How can you resist a writer who describes a vicious criminal like this: “Eddy Raintree’s photo stared at me out of his file with a face that had the moral depth and complexity of freshly poured cement.” Or who writes about “the redneck, coonass, peckerwood South,” referring to its inhabitants in this way: “Each morning they got up with their loss, their knowledge of who they were, and went to war with the rest of the world.” This is the author’s conception of lowlife on the bayou.

Estimated reading time: 3 minutes

Are you getting the impression that James Lee Burke is an atypical thriller writer? Truth to tell, the man writes so well that, even if his novels weren’t so brilliantly plotted, I’d be tempted to read them just for the stellar prose. And A Stained White Radiance, the fifth book in Burke’s Dave Robicheaux series, reflects the same writerly attention to atmosphere and character development that I found in the first four.

A Stained White Radiance — the title is taken from the Romantic poet Percy Bysshe Shelley — is a story about Klansmen, Nazis, and Mafia wiseguys. Years ago, Robicheaux served as a lieutenant in the Marines in Vietnam and as a police officer in the New Orleans Police Department. He’s past the half-century mark now and works as a deputy sheriff in rural New Iberia Parish, running a bait-tackle-and-lunch spot on the bayou on the side. Robicheaux is a fascinating character: tough, shrewd, relentless, with a powerful moral compass. And he himself hasn’t come all that far from the lowlife on the bayou who are his prey.
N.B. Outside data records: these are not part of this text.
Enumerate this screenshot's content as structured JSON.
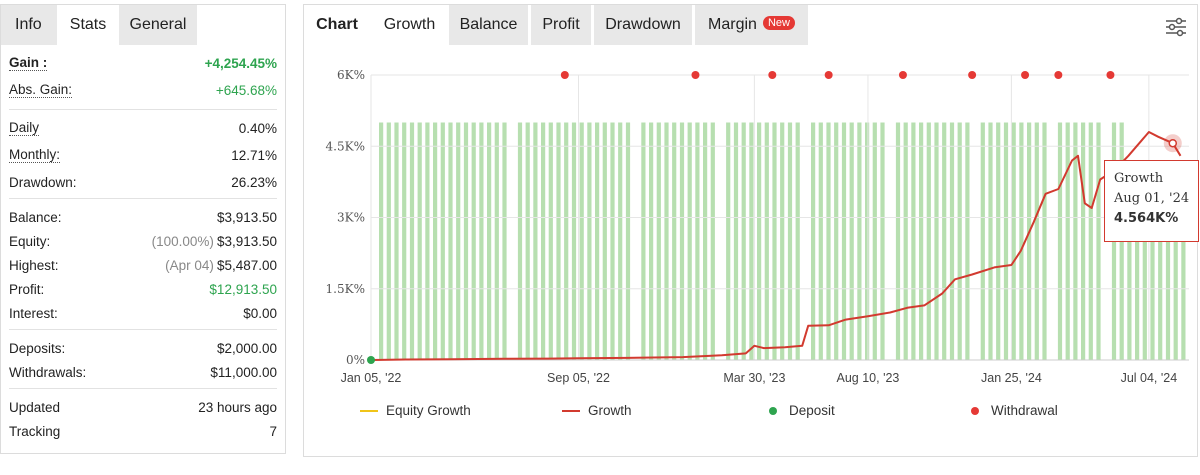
{
  "left_tabs": [
    {
      "label": "Info",
      "active": false
    },
    {
      "label": "Stats",
      "active": true
    },
    {
      "label": "General",
      "active": false
    }
  ],
  "stats": {
    "gain": {
      "label": "Gain :",
      "value": "+4,254.45%"
    },
    "abs_gain": {
      "label": "Abs. Gain:",
      "value": "+645.68%"
    },
    "daily": {
      "label": "Daily",
      "value": "0.40%"
    },
    "monthly": {
      "label": "Monthly:",
      "value": "12.71%"
    },
    "drawdown": {
      "label": "Drawdown:",
      "value": "26.23%"
    },
    "balance": {
      "label": "Balance:",
      "value": "$3,913.50"
    },
    "equity": {
      "label": "Equity:",
      "note": "(100.00%)",
      "value": "$3,913.50"
    },
    "highest": {
      "label": "Highest:",
      "note": "(Apr 04)",
      "value": "$5,487.00"
    },
    "profit": {
      "label": "Profit:",
      "value": "$12,913.50"
    },
    "interest": {
      "label": "Interest:",
      "value": "$0.00"
    },
    "deposits": {
      "label": "Deposits:",
      "value": "$2,000.00"
    },
    "withdrawals": {
      "label": "Withdrawals:",
      "value": "$11,000.00"
    },
    "updated": {
      "label": "Updated",
      "value": "23 hours ago"
    },
    "tracking": {
      "label": "Tracking",
      "value": "7"
    }
  },
  "right_tabs": [
    {
      "label": "Chart",
      "active": false
    },
    {
      "label": "Growth",
      "active": true
    },
    {
      "label": "Balance",
      "active": false
    },
    {
      "label": "Profit",
      "active": false
    },
    {
      "label": "Drawdown",
      "active": false
    },
    {
      "label": "Margin",
      "active": false,
      "badge": "New"
    }
  ],
  "icons": {
    "settings": "sliders-icon"
  },
  "colors": {
    "growth": "#d23a2f",
    "equity_growth": "#f0c419",
    "deposit": "#2ea44f",
    "withdrawal": "#e53935",
    "bars": "#b7dfb0"
  },
  "chart_data": {
    "type": "line",
    "x_tick_labels": [
      "Jan 05, '22",
      "Sep 05, '22",
      "Mar 30, '23",
      "Aug 10, '23",
      "Jan 25, '24",
      "Jul 04, '24"
    ],
    "y_tick_labels": [
      "0%",
      "1.5K%",
      "3K%",
      "4.5K%",
      "6K%"
    ],
    "ylim": [
      0,
      6000
    ],
    "x_range": [
      "Jan 05, '22",
      "Aug 20, '24"
    ],
    "grid": true,
    "legend": [
      {
        "name": "Equity Growth",
        "marker": "line"
      },
      {
        "name": "Growth",
        "marker": "line"
      },
      {
        "name": "Deposit",
        "marker": "dot"
      },
      {
        "name": "Withdrawal",
        "marker": "dot"
      }
    ],
    "legend_position": "bottom",
    "series": [
      {
        "name": "Growth",
        "points": [
          [
            "Jan 05, '22",
            0
          ],
          [
            "Feb 15, '22",
            10
          ],
          [
            "Apr 10, '22",
            15
          ],
          [
            "Jun 10, '22",
            25
          ],
          [
            "Aug 01, '22",
            30
          ],
          [
            "Sep 05, '22",
            35
          ],
          [
            "Nov 01, '22",
            45
          ],
          [
            "Jan 05, '23",
            60
          ],
          [
            "Feb 20, '23",
            100
          ],
          [
            "Mar 20, '23",
            140
          ],
          [
            "Mar 30, '23",
            300
          ],
          [
            "Apr 10, '23",
            250
          ],
          [
            "May 05, '23",
            270
          ],
          [
            "May 25, '23",
            300
          ],
          [
            "Jun 01, '23",
            720
          ],
          [
            "Jun 25, '23",
            730
          ],
          [
            "Jul 15, '23",
            850
          ],
          [
            "Aug 10, '23",
            920
          ],
          [
            "Sep 05, '23",
            1000
          ],
          [
            "Sep 25, '23",
            1100
          ],
          [
            "Oct 15, '23",
            1150
          ],
          [
            "Nov 05, '23",
            1400
          ],
          [
            "Nov 20, '23",
            1700
          ],
          [
            "Dec 10, '23",
            1800
          ],
          [
            "Jan 05, '24",
            1950
          ],
          [
            "Jan 25, '24",
            2000
          ],
          [
            "Feb 05, '24",
            2300
          ],
          [
            "Feb 20, '24",
            2900
          ],
          [
            "Mar 05, '24",
            3500
          ],
          [
            "Mar 20, '24",
            3600
          ],
          [
            "Apr 05, '24",
            4200
          ],
          [
            "Apr 12, '24",
            4300
          ],
          [
            "Apr 20, '24",
            3300
          ],
          [
            "Apr 28, '24",
            3200
          ],
          [
            "May 08, '24",
            3800
          ],
          [
            "May 25, '24",
            4000
          ],
          [
            "Jun 10, '24",
            4300
          ],
          [
            "Jul 04, '24",
            4800
          ],
          [
            "Jul 15, '24",
            4700
          ],
          [
            "Aug 01, '24",
            4564
          ],
          [
            "Aug 10, '24",
            4300
          ]
        ]
      },
      {
        "name": "Deposit",
        "points": [
          [
            "Jan 05, '22",
            0
          ]
        ]
      },
      {
        "name": "Withdrawal",
        "points": [
          [
            "Aug 20, '22",
            6000
          ],
          [
            "Jan 20, '23",
            6000
          ],
          [
            "Apr 20, '23",
            6000
          ],
          [
            "Jun 25, '23",
            6000
          ],
          [
            "Sep 20, '23",
            6000
          ],
          [
            "Dec 10, '23",
            6000
          ],
          [
            "Feb 10, '24",
            6000
          ],
          [
            "Mar 20, '24",
            6000
          ],
          [
            "May 20, '24",
            6000
          ]
        ]
      }
    ],
    "tooltip": {
      "series": "Growth",
      "date": "Aug 01, '24",
      "value": "4.564K%"
    }
  }
}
A Stained White Radiance (Dave Robicheaux #5) by James Lee Burke (1992) 394 pages ★★★★★ 

Naturally, since these are books about crime and criminals, Robicheaux finds himself mixed up in extremely dangerous investigations. His cases invariably end up involving his former partner in the NOPD, Cletus Purcell, and complicate the life he lives with his wife (the second wife in the series) and young adopted Salvadoran daughter. Previous entries in the series embroiled him in cases involving the CIA, the DEA, and the New Orleans Mob. In A Stained White Radiance, the crime at the center of the investigation brings in the Mob (again), an American Nazi politician who is a David Duke lookalike, and an assortment of odious lowlife killers, wifebeaters, and other miscreants. The story is complex and brims over with suspense. I can’t wait for #6 in the series.